When MPPs are appointed to serve as parliamentary assistants their pay is bumped up to roughly $140,000, meaning the 38 PAs serving under Ford cost taxpayers close to $900,000 more. Committee chairs earn an additional $16,000, the PCs currently chair six of the eight committees and are co-chairs of the other two.



Cabinet ministers earn a salary of $165,851 per year, meaning the 30 ministers in Ford’s government are costing taxpayers almost $1.5 million extra per year compared to a basic MPP’s salary.


Jay Goldberg, Ontario director for the Canadian Taxpayers’ Federation, points out Ford ran for office on a platform to control the size and cost of government.

“Instead, he’s bloated it larger than ever and appointed a record number of parliamentary assistants to hand out raises to caucus members without being transparent with taxpayers,” Goldberg said in response to the shuffle.

“Ford needs to show leadership and reduce the size of both the cabinet and the number of parliamentary assistants to actually deliver on smaller and more efficient government for taxpayers.”

He should, but this game of smoke and mirrors happens because no one wants to increase pay for MPPs and they play these games to get around that while in office.


All of this pales in comparison to the high wages paid to MPs in Ottawa.

While MPPs at Queen’s Park haven’t had a raise in 16 years, their counterparts on Parliament Hill receive generous annual raises each April 1. On Monday, Canadian legislators will become the second highest paid federal politicians in the world according to a report from National Post.
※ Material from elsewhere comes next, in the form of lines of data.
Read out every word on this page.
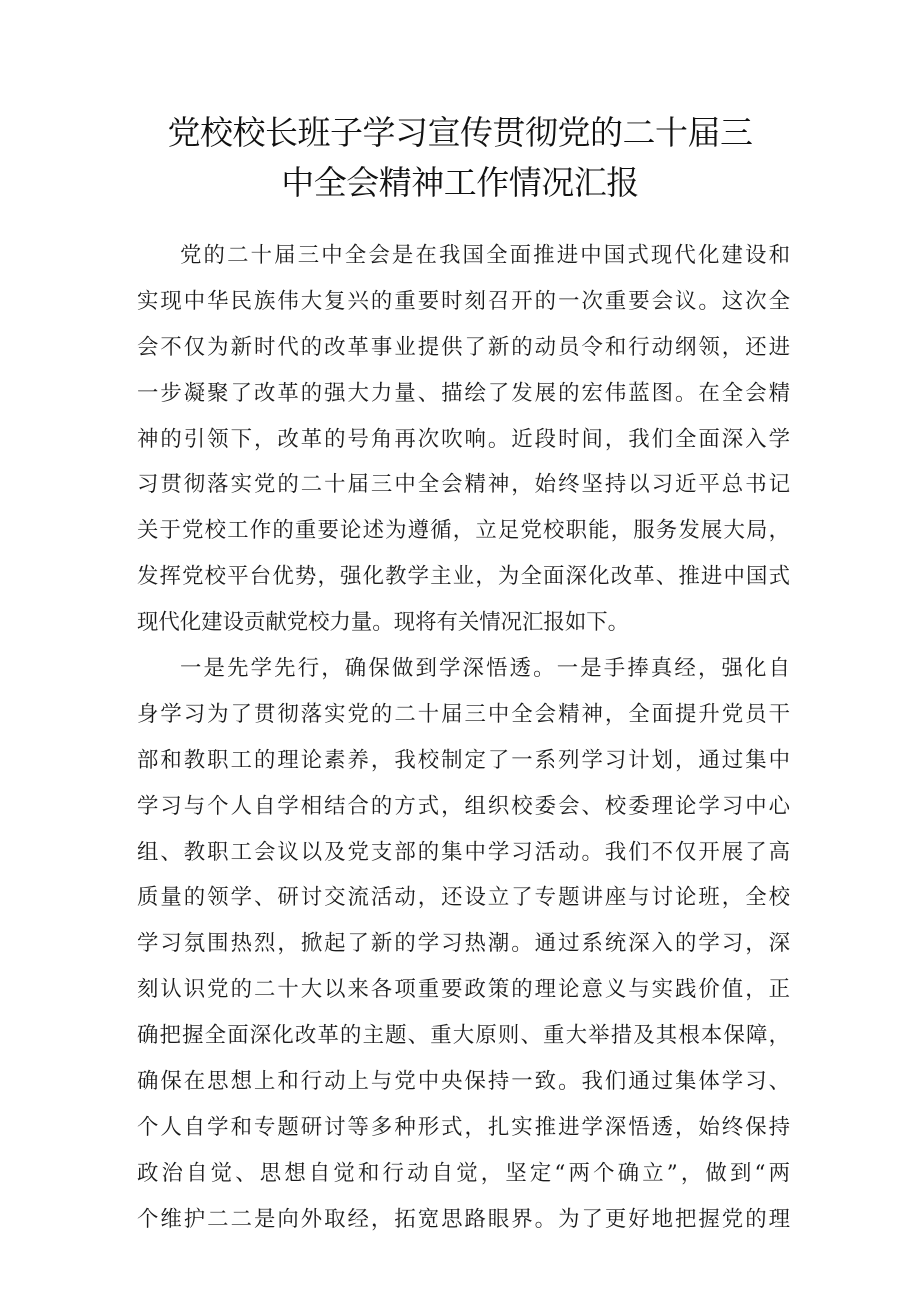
党校校长班子学习宣传贯彻党的二十届三
中全会精神工作情况汇报
党的二十届三中全会是在我国全面推进中国式现代化建设和
实现中华民族伟大复兴的重要时刻召开的一次重要会议。这次全
会不仅为新时代的改革事业提供了新的动员令和行动纲领，还进
一步凝聚了改革的强大力量、描绘了发展的宏伟蓝图。在全会精
神的引领下，改革的号角再次吹响。近段时间，我们全面深入学
习贯彻落实党的二十届三中全会精神，始终坚持以习近平总书记
关于党校工作的重要论述为遵循，立足党校职能，服务发展大局，
发挥党校平台优势，强化教学主业，为全面深化改革、推进中国式
现代化建设贡献党校力量。现将有关情况汇报如下。
一是先学先行，确保做到学深悟透。一是手捧真经，强化自
身学习为了贯彻落实党的二十届三中全会精神，全面提升党员干
部和教职工的理论素养，我校制定了一系列学习计划，通过集中
学习与个人自学相结合的方式，组织校委会、校委理论学习中心
组、教职工会议以及党支部的集中学习活动。我们不仅开展了高
质量的领学、研讨交流活动，还设立了专题讲座与讨论班，全校
学习氛围热烈，掀起了新的学习热潮。通过系统深入的学习，深
刻认识党的二十大以来各项重要政策的理论意义与实践价值，正
确把握全面深化改革的主题、重大原则、重大举措及其根本保障，
确保在思想上和行动上与党中央保持一致。我们通过集体学习、
个人自学和专题研讨等多种形式，扎实推进学深悟透，始终保持
政治自觉、思想自觉和行动自觉，坚定“两个确立”，做到“两
个维护二二是向外取经，拓宽思路眼界。为了更好地把握党的理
Backbench MPs will receive a raise of $8,500, pushing their salaries to $203,100 per year. Cabinet ministers will see their salaries increase by $12,500 to $299,000, plus perks like a car and driver.
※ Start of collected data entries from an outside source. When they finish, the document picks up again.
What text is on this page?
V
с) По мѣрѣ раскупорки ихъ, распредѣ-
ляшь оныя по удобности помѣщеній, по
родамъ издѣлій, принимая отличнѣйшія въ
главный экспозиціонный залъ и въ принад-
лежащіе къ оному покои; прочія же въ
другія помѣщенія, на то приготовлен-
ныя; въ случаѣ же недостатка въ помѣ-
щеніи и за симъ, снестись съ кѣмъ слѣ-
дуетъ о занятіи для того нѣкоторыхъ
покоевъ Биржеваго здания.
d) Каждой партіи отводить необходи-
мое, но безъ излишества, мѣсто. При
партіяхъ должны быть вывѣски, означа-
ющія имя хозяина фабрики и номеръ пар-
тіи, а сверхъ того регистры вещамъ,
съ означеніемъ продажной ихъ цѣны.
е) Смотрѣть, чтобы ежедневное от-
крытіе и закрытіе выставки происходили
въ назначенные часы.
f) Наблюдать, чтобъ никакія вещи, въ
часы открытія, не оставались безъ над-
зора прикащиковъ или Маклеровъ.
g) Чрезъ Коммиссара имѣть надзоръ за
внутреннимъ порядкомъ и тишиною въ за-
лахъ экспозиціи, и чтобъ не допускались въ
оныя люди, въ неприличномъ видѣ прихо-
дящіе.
Prime Minister Justin Trudeau will see his salary increase by $17,000 to $406,200 annually.

By comparison, Ontario Premier Doug Ford has made $208,974 each year that he has been in office.


While the size of the cabinet and the number of parliamentary secretaries in Ontario is out of control, there is an argument to be made to increase the base salaries of elected officials in the province. Many of them make less than the civil servants and political staffers that they work alongside.

There surely could be a happy medium between what MPPs are paid in Ontario, $116,000, and what their federal counterparts in Ottawa are paid, $203,000.

To attract good people there needs to be good compensation, without having to resort to tricks like giving all but one member of the PC caucus a role that comes with extra cash. That idea would never fly with a large slice of the electorate who believe we have too many politicians and they are all overpaid.

If MPPs were given raises, not as crazy as we are seeing in Ottawa, we could stop the charade of everyone getting these extra jobs to ensure a pay raise.

We need smaller government, we need more transparency, but let’s be honest, MPPs also need a raise after 16 years.